A fighter does not care about the color of a hand protector or what is written upon it; the fighter is only concerned about when the protector moves and in what direction it moves. Therefore, a fighter needs to use the lenses of the eyes to direct the incoming light from the pupils of the eyes over the entire retina rather than just at the center of the retina; this action is called divergent focus. It occurs when you look beyond the opponent, which causes the opponent to be slightly out of focus but any movement of the opponent may be detected over a greater area.
Movement is perceived by the eyes by two means. They detect movement when they detect changes in an object’s size as the object’s range changes. They also detect movement by occlusion, which is when an object blocks or occludes images in the field behind it as it moves across the field. By defocusing the eyes, the background field becomes more prominent, making objects moving in front of the field easier to track. Baseball fielders use this technique to catch fly balls. If their focus is on the ball, they only see a stationary ball against a moving background. If they defocus their eyes, they see the ball moving over a stationary background, which allows them to judge the trajectory and velocity ball and calculate where they must be to catch the ball.

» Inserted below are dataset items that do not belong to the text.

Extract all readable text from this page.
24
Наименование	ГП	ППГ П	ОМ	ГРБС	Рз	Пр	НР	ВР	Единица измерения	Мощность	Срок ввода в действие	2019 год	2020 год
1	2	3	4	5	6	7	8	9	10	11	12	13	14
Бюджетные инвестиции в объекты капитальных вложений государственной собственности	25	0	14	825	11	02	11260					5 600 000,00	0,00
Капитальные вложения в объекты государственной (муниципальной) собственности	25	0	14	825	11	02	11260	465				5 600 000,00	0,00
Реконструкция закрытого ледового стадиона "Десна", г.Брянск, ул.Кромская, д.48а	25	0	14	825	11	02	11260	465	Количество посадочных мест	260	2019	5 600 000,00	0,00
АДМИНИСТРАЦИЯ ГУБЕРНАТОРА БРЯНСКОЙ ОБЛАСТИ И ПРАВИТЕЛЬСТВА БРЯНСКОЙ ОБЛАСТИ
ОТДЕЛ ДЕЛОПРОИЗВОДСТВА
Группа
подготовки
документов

When applied to sparring, looking beyond means you should slightly defocus your eyes and look through, not at, your opponent so that details will be blurry but movement is more noticeable. When you defocus, do not cross your eyes, just relax them. Look toward and beyond your opponent’s upper chest. You will then be able to detect any movement of the opponent’s body, including the eyes, whose movements may indicate the opponent’s intentions before an actual movement of the body occurs. When the opponent looks at your face, you will appear to be lost in thought or dazed, and not concentrating on the fight. However, in fact, you will be acutely aware of the opponent and everything around you.